By GEOFF SENESCALL
Air New Zealand is seeking to expand its board to 13 in a possible move to accommodate Singapore Airlines if it becomes a 25 per cent shareholder.
However, the company simply said in a letter to shareholders that the increase from the present limit of nine directors reflected the enlarged size of the airline following its purchase of the remaining shareholding in Ansett Australia.
While talks between Singapore Airlines and Air New Zealand's major shareholder, Brierley Investments, stalled last week, much of the detail of an agreement between the two parties has been sorted out.
This is understood to include the number of board seats that Singapore would have if it bought a 25 per cent shareholding from Brierley.
It is believed that Singapore negotiated board representation proportionate to its shareholding.
Analysts expect the deal between Brierley and Singapore Airlines to be resurrected, although there may be a pause before negotiations resume.
Air New Zealand also wants to amend its constitution from the existing requirement that at least two-thirds of the board be New Zealand citizens to include Australian nationals.
Approval for this has been given by the Government, which is the Kiwi shareholder in Air New Zealand.
The proposed amendments to the board structure are outlined in a letter asking shareholders to a special meeting on April 4 to approve the purchase of Ansett, which was announced last month.
Air New Zealand has agreed to pay $A580 million ($734 million) for News Corp's 50 per cent shareholding in Ansett.
As a further payment, News gets issued a 10.5 per cent shareholding in Air New Zealand on a deferred basis. At today's prices, this extra payment is estimated in a report by Deloitte Touche Tohmatsu to be worth $A100 million ($127 million).
Deloitte said that Air New Zealand's financial leverage as a result of the Ansett purchase would rise from 35 per cent to 56 per cent.
However, assuming a rights issue is subsequently undertaken, raising $285 million, the company's financial leverage would then be around 50 per cent.
"While the general terms of the financial leverage are moderately high, it is still relatively conservative for the airline industry," Deloitte said.
The Ansett purchase is expected to boost earnings per share by 33c based on Air New Zealand's present share structure.
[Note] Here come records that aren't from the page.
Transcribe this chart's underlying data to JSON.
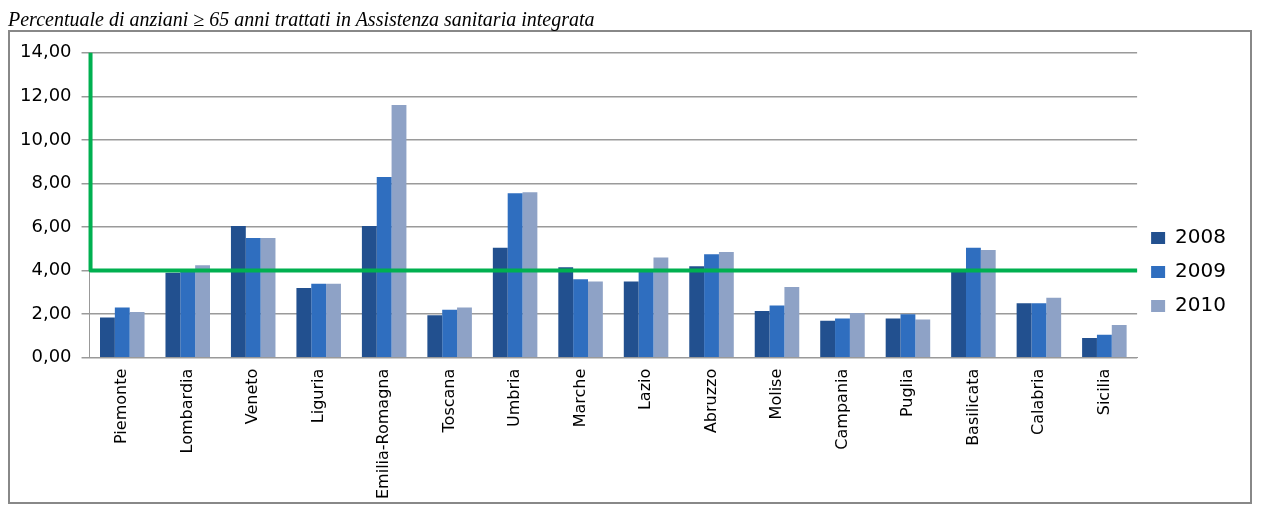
{
  "chart_data": {
    "type": "bar",
    "title": "Percentuale di anziani ≥ 65 anni trattati in Assistenza sanitaria integrata",
    "categories": [
      "Piemonte",
      "Lombardia",
      "Veneto",
      "Liguria",
      "Emilia-Romagna",
      "Toscana",
      "Umbria",
      "Marche",
      "Lazio",
      "Abruzzo",
      "Molise",
      "Campania",
      "Puglia",
      "Basilicata",
      "Calabria",
      "Sicilia"
    ],
    "series": [
      {
        "name": "2008",
        "color": "#22508f",
        "values": [
          1.85,
          3.9,
          6.05,
          3.2,
          6.05,
          1.95,
          5.05,
          4.15,
          3.5,
          4.2,
          2.15,
          1.7,
          1.8,
          3.95,
          2.5,
          0.9
        ]
      },
      {
        "name": "2009",
        "color": "#2f6ebf",
        "values": [
          2.3,
          4.05,
          5.5,
          3.4,
          8.3,
          2.2,
          7.55,
          3.6,
          3.95,
          4.75,
          2.4,
          1.8,
          2.0,
          5.05,
          2.5,
          1.05
        ]
      },
      {
        "name": "2010",
        "color": "#8ea2c6",
        "values": [
          2.1,
          4.25,
          5.5,
          3.4,
          11.6,
          2.3,
          7.6,
          3.5,
          4.6,
          4.85,
          3.25,
          2.05,
          1.75,
          4.95,
          2.75,
          1.5
        ]
      }
    ],
    "ylim": [
      0,
      14
    ],
    "yticks": [
      {
        "value": 0,
        "label": "0,00"
      },
      {
        "value": 2,
        "label": "2,00"
      },
      {
        "value": 4,
        "label": "4,00"
      },
      {
        "value": 6,
        "label": "6,00"
      },
      {
        "value": 8,
        "label": "8,00"
      },
      {
        "value": 10,
        "label": "10,00"
      },
      {
        "value": 12,
        "label": "12,00"
      },
      {
        "value": 14,
        "label": "14,00"
      }
    ],
    "ref_lines": [
      {
        "axis": "y",
        "value": 4,
        "color": "#00b050"
      }
    ],
    "grid": "y",
    "legend": "right"
  }
}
This is according to statements by the local carrier that it expects to have synergistic benefits over the next one to three years of more than $A220 million ($278 million) a year.
Those benefits include anticipated revenue synergies of at least $A100 million a year and savings of at least $A120 million.
However, earnings per share will drop to around 24.2c, assuming a rights issue takes place.
Air New Zealand said the funds would be raised for general corporate purposes, including the repayment of short-term debt.
It said that it had cash reserves and undrawn facilities of about $975 million as well as a further $449 million in special credit facilities. It would use a mix of these funding lines for the Ansett purchase.
Combined, the airlines produced an after-tax profit for the six months to December of $115 million. Earnings before interest and tax was $263 million.
The total liabilities of both airlines at December 1999 was $5.34 billion while total assets were $7.99 billion.